Four hospital and university sites across the country have received US $5 million each for the year to attempt different forms of genetic test. Half of the centres plan to sequence the entire genome, that is, all of a person's DNA. The other two will only look at the one to two percent of the genome that codes for proteins - the exome - which is cheaper and faster than sequencing the whole genome.
'This initiative will help us better understand how we can appropriately use this [genomic] information to improve health and prevent disease in infants and children', said Dr Eric Green, director of the National Human Genome Research Institute, one of the responsible funding bodies.
Between them, the four centres aim to assess genomic information in a number of paediatric care settings, from healthy births to neonatal intensive care units. They will compare genomic screening to current screening methods, seeing not only if it improves the number and speed of diagnosis of genetic diseases, but how it changes the clinical care, and whether this justifies the cost.
In addition, the program will also investigate the response to the DNA sequencing from the parents and doctors of the children, to better understand how to integrate such services.
Potential complications and risks will also be explored, hoping to address worries of potential negative consequences.
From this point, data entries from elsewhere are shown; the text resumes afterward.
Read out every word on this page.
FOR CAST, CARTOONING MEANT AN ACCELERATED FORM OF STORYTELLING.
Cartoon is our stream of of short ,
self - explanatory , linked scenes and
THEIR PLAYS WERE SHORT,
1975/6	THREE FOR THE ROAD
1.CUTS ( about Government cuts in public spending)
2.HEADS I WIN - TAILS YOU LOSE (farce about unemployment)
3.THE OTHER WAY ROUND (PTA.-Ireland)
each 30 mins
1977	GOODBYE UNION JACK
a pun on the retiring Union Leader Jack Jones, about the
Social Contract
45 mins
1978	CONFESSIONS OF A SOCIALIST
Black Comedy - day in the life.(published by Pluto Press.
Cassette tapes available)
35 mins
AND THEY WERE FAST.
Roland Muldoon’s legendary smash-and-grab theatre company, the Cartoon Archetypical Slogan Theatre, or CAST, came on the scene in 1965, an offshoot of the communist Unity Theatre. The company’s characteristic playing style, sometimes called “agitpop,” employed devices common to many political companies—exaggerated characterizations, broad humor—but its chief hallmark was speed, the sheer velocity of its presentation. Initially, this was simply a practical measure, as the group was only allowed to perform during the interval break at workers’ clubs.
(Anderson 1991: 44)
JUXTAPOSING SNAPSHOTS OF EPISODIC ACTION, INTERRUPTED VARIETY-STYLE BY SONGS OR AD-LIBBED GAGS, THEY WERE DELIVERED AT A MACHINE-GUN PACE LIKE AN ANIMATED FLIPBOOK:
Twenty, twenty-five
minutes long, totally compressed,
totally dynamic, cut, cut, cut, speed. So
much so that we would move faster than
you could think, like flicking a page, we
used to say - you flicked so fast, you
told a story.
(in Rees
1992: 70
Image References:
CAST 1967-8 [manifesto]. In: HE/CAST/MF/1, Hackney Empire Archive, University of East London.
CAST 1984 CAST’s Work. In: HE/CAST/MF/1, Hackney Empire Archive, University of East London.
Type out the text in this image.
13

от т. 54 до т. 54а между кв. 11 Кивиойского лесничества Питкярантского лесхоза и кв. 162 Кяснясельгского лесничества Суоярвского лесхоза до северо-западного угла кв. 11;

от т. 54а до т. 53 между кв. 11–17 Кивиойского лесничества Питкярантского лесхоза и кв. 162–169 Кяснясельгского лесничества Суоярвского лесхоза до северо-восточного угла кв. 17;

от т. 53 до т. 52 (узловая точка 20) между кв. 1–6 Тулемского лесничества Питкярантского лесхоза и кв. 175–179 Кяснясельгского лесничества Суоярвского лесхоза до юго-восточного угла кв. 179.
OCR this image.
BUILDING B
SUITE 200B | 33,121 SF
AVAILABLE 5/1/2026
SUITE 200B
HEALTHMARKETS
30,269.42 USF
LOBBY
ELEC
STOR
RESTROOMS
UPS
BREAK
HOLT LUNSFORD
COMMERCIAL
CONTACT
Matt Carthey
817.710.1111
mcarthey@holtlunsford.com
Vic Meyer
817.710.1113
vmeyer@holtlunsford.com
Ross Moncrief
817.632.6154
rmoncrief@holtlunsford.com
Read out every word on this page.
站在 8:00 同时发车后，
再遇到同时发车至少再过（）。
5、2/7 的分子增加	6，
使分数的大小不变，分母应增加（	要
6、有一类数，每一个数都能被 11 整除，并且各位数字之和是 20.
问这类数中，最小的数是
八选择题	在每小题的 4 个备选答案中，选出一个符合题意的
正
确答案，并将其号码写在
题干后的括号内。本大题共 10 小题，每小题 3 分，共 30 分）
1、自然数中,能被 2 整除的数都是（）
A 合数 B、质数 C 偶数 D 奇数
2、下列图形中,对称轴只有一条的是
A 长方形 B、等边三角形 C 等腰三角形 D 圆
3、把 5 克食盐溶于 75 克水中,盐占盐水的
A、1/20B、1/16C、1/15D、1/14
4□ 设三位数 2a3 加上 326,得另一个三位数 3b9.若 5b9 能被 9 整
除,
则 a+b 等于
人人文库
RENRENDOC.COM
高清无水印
As Dr Robert Green, one of the principal investigators involved, told Bloomberg: 'This is a place where questions of privacy, empowerment, the potential for misunderstanding and miscommunication all collide'.
With greater screening comes a greater risk of false positives, where babies might receive a diagnosis for a condition they don't have. Analysis of such sensitive information might also pose a large privacy challenge. However, researchers are keen to allay fears; the trials which involve storing genomic information for future reference are voluntary, while other experiments such as those testing the efficacy of the screens can use anonymised data.
'Genomic sequencing has potential to diagnose a vast array of disorders and conditions at the very start of life', said Dr Alan Guttmacher, the director of the other funding body, the Eunice Kenedy Shriver National Institute of Child Health and Human Development. 'But the ability to decipher an individual's genetic code rapidly also brings with it a host of clinical and ethical issues, which is why it is important that this program explores the trio of technical, clinical, and ethical aspects of genomics research in the newborn period'.